Just suck them little buggers up into the vials, kinda like drinking a soda.


----------



## Sr. Chencho (Dec 27, 2007)

*My Guess:*

Naw, he lures the slings in by placing a pinhead at the opposite end of the straw. It just takes a while to pack all those slings for shipment. LOL
Ryan, thanks for sharing your shipping method. My P. ornatas arrived well and very active. And yes, I hope they grow up lookin like momma. Show us the daddy.
Thanks, 
Fredster
Not as lean or mean,
Still U.S. Marine!!


----------



## Talkenlate04 (Dec 27, 2007)

DMTWI said:


> Just suck them little buggers up into the vials, kinda like drinking a soda.


Yes this is the method.


----------



## funnylori (Dec 27, 2007)

Just don't suck too hard. Those things don't taste as good as they look.


----------



## unclechewy (Dec 27, 2007)

Talkenlate04 said:


> Yes this is the method.


Come on Ryan fill us in on the secret.  :?  I think this method is a benefit to anyone that is shipping slings.


----------



## Talkenlate04 (Dec 27, 2007)

unclechewy said:


> Come on Ryan fill us in on the secret.  :?  I think this method is a benefit to anyone that is shipping slings.

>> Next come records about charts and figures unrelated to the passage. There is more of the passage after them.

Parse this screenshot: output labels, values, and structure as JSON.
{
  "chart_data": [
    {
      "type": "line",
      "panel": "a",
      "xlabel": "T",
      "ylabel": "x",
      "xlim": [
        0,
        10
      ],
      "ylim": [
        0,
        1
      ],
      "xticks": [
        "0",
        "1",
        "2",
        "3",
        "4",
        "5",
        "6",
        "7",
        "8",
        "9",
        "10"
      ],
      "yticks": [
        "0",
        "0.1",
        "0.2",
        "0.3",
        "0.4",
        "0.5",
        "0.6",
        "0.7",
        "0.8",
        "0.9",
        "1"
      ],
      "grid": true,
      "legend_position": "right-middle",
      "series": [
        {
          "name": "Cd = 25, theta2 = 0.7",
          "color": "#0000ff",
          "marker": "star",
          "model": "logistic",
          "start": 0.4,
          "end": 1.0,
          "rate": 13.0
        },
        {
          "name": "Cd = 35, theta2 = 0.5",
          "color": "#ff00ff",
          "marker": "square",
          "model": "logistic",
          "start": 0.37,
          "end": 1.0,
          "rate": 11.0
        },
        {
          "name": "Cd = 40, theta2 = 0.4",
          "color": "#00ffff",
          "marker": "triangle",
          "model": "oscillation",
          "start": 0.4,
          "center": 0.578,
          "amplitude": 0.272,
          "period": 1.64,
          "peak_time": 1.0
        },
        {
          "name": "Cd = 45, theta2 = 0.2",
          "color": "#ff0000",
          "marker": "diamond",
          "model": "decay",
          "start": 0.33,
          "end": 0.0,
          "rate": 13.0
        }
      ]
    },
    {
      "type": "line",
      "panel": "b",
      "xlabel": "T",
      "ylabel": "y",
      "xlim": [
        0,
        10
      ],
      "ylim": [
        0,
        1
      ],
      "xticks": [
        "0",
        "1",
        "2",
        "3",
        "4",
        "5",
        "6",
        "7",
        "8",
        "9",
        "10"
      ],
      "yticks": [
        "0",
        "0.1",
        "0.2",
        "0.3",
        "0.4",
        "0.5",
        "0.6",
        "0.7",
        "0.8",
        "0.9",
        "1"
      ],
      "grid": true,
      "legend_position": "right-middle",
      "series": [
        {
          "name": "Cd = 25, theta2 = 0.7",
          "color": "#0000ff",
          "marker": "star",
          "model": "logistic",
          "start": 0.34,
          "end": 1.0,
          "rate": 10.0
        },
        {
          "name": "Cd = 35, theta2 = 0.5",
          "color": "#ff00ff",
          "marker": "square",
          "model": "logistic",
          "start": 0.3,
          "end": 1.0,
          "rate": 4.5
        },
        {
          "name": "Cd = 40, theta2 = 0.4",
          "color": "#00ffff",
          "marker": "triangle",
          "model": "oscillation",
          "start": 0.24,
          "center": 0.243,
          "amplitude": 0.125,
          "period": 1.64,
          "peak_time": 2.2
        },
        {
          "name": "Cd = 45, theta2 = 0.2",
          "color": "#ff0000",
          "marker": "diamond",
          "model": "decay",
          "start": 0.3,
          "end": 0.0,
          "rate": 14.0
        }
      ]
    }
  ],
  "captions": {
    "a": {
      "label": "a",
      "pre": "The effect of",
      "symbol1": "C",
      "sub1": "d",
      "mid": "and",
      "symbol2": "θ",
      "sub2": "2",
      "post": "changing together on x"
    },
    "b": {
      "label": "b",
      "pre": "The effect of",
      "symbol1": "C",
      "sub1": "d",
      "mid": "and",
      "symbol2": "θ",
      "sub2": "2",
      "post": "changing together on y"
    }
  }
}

Oh fine. Just take a piece of paper and make a small funnel that will slip over the straw. When you go to pack the slings just let them out on the floor and they run right into the funnel. They naturally like to jam themselves in small spaces so they run right into the straw. 100+ slings took me about an hour to completely pack.


----------



## TTstinger (Dec 28, 2007)

good idea I was using the small vials that are just like this but this will cost much less great idea mate.


----------



## xhexdx (Dec 28, 2007)

That's a really good method and looks like you can send them in those envelopes and still not have to worry about them being banged up.

Great idea!

So what do you do with larger Ts?


----------



## GailC (Dec 28, 2007)

This is fantastic! I have to ship 20+ slings out in a few days, I can't wait to try your method.


----------



## Nich (Dec 28, 2007)

Great idea! i dont know how anyone could gripe about that one, looks alot safer for the T than bouncing around in a 20 dram vial! Kudos on the new way to pack slings.


----------



## scolex (Dec 29, 2007)

I wanted to thank you for sharing this info, looks very nice. Now If I could just get one of them slings from you!


----------



## Zelli (Dec 30, 2007)

Do you hold off on shipping for impending molts? Or just hope they won't try on the way there?


----------



## cabal (Dec 30, 2007)

Talkenlate04 I LOVE IT :worship: :worship: :worship: :worship: :worship:


----------



## Talkenlate04 (Dec 30, 2007)

Zelli said:


> Do you hold off on shipping for impending molts? Or just hope they won't try on the way there?


Most of the slings I ship are freshly molted within the last week or a little more, but if I think a molt is coming ill wait.


----------